Cores Overall run time (s) Ideal speedup Actual speedup Parallel efficiency
1 3.931 1.000 1.000 1.000
2 2.002 2.000 1.963 0.982
4 1.048 4.000 3.751 0.938
8 0.572 8.000 6.872 0.859
16 0.613 16.000 6.408 0.401
32 0.360 32.000 10.928 0.342
64 0.249 64.000 15.767 0.246
128 0.170 128.000 23.122 0.181
256 0.187 256.000 21.077 0.082

What is the core count where you get the most efficient use of resources?

Just using a single core is the cheapest (and always will be unless your speedup is better than perfect – “super-linear” speedup). However, it may not be possible to run on small numbers of cores depending on how much memory you need or other technical constraints. Note: on most high-end systems, nodes are not shared between users. This means you are charged for all the CPU-cores on a node regardless of whether you actually use them. Typically we would be running on many hundreds of CPU-cores not a few tens, so the real question in practice is: what is the optimal number of nodes to use? ### What is the core count where you get the fastest solution, irrespective of efficiency? 256 cores gives the fastest time to solution. The fastest time to solution does not often make the most efficient use of resources so to use this option, you may end up wasting your resources.
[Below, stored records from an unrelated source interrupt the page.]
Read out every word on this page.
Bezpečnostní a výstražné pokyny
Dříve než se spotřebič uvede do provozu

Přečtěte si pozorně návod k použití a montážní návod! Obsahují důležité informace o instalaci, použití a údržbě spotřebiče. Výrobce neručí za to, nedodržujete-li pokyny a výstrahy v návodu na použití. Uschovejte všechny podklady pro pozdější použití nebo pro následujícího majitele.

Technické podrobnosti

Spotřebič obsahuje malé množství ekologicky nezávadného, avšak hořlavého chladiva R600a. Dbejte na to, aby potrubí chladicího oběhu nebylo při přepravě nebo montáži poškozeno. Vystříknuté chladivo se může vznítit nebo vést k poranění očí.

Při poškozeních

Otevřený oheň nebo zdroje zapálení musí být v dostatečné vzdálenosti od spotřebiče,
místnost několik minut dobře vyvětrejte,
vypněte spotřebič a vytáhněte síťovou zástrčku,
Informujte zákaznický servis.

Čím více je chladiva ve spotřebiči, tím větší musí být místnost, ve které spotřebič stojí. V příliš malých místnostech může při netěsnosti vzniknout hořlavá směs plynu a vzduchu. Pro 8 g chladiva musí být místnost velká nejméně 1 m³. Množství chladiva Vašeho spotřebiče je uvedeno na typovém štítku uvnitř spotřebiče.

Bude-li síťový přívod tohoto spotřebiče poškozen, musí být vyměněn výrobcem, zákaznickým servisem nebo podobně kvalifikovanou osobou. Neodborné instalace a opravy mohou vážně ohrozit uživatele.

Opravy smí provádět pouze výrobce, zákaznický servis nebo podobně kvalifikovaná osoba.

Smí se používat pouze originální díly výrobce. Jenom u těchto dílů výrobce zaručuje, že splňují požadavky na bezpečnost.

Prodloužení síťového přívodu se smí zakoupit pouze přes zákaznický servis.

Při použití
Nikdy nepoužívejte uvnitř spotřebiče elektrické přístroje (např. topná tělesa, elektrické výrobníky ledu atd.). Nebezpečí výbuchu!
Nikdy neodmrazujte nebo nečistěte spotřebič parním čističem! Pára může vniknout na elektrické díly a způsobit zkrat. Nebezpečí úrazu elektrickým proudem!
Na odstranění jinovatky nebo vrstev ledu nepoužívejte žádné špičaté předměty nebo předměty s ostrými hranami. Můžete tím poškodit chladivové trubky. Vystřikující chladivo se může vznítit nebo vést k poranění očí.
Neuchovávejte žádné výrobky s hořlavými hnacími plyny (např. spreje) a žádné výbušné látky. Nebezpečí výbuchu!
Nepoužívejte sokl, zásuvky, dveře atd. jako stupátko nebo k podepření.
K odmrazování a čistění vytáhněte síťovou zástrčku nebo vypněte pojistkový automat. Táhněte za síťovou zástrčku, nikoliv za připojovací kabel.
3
Sometimes, when there is time pressure to run the calculations, this may be a valid approach to running applications. ### What do you think a good core count choice would be for this application to use?

8 cores is probably a good number of cores to use with a parallel efficiency of 86%. Usually, the best choice is one that delivers good parallel efficiency with an acceptable time to solution. Note that acceptable time to solution differs depending on circumstances so this is something that the individual researcher will have to assess. Good parallel efficiency is often considered to be 70% or greater though many researchers will be happy to run in a regime with parallel efficiency greater than 60%. As noted above, running with worse parallel efficiency may also be useful if the time to solution is an overriding factor.

Tips


Here are a few tips to help you use resources effectively and efficiently on HPC systems:

  • Know what your priority is: do you want the results as fast as possible or are you happy to wait longer but get more research for the resources you have been allocated?
  • Use your real research application to benchmark but try to shorten the run so you can turn around your benchmarking runs in a short timescale. Ideally, it should run for 10-30 minutes; short enough to run quickly but long enough so the performance is not dominated by static startup overheads (though this is application dependent). Ways to do this potentially include, for example: using a smaller number of time steps, restricting the number of SCF cycles, restricting the number of optimisation steps.
  • Use basic benchmarking to help define the best resource use for your application. One useful strategy: take the core count you are using as the baseline, halve the number of cores/nodes and rerun and then double the number of cores/nodes from your baseline and rerun. Use the three data points to assess your efficiency and the impact of different core/node counts.

Key Points

  • “The smaller your job, the faster it will schedule.”